Split-Screen

Hi everybody,

I’m trying to create a split-screen game.
I first tried it using the bufferViewer, but that didnt work because I can only have one of that.
So, I made two buffers, one for each player, and did two onscreenimages with as image the texture of the camera that belongs to that player.
I put the texture on an OnscreenImage.
It runs great, except for the fact that it is REALLY bad quality.
Does anyone have another idea?

Maybe you should check out how pview does it when you press the 2 key. That works pretty well.

Thanks for your reply.
Yeah, I saw that.
One problem. pview is programmed in C++. pview uses the WindowFramework, which is unfortunately only available in C++. And that while I’m trying to create this game using Python.
Is there any alternative?

Just open a new window, for instance with base.openWindow(). I’m pretty sure there are a number of forum threads that talk about doing this sort of thing.

Depending on what you want to display in the second window, you can then either reparent or reposition the window’s camera, or pass makeCamera = 0 and create your own DisplayRegion and camera.

David

Thank you for your quick reply, David.

The way you suggested opens a second window. But I don’t need a second window, but I just need to display the views of two camera that I already have on 1 window. Isn’t there an easier way that using two onscreenimages?

EDIT:
I found this post on the forum:
discourse.panda3d.org/viewtopic … 24d8246f66
Or is this something entirely else?

Oh, sorry–I misunderstood, since you were talking about buffers, I assumed you wanted to display something in a separate window.

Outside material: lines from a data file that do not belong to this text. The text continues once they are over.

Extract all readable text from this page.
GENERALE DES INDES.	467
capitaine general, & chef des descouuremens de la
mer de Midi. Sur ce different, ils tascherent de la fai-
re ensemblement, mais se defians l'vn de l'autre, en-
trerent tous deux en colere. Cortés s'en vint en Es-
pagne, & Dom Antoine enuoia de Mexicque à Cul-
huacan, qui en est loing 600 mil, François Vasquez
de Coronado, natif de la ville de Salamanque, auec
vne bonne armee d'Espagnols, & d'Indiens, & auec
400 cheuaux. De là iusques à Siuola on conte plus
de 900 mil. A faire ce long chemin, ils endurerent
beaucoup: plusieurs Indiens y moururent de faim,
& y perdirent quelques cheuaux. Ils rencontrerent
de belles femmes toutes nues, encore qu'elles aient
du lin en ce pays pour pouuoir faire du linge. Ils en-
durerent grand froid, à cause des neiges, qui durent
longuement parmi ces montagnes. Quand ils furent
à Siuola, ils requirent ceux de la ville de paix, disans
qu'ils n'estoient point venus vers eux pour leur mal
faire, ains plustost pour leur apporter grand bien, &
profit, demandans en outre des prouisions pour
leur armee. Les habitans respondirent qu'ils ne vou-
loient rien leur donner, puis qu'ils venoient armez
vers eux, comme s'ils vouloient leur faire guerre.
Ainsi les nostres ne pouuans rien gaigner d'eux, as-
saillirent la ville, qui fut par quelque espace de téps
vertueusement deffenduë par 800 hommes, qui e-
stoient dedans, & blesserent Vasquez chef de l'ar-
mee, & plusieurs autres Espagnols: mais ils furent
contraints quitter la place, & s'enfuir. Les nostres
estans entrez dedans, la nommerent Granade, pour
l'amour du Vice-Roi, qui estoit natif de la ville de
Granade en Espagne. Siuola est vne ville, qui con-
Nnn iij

If you just want to subdivide one window, you don’t need to mess with any of that. You just create a new DisplayRegion. By default, you get one DisplayRegion that covers the whole screen. You can throw that one away (or change its placement) and create any number of DisplayRegions wherever you like. Each one is a rectangular are of the screen that you render into, and each one has a different camera.

The referenced thread is a fine example.

David

David, thank you very much for your reply. It works great now.

Except one thing: the views are stretched now. My character is twice as thin :wink: Is this related to the FOV of the camera?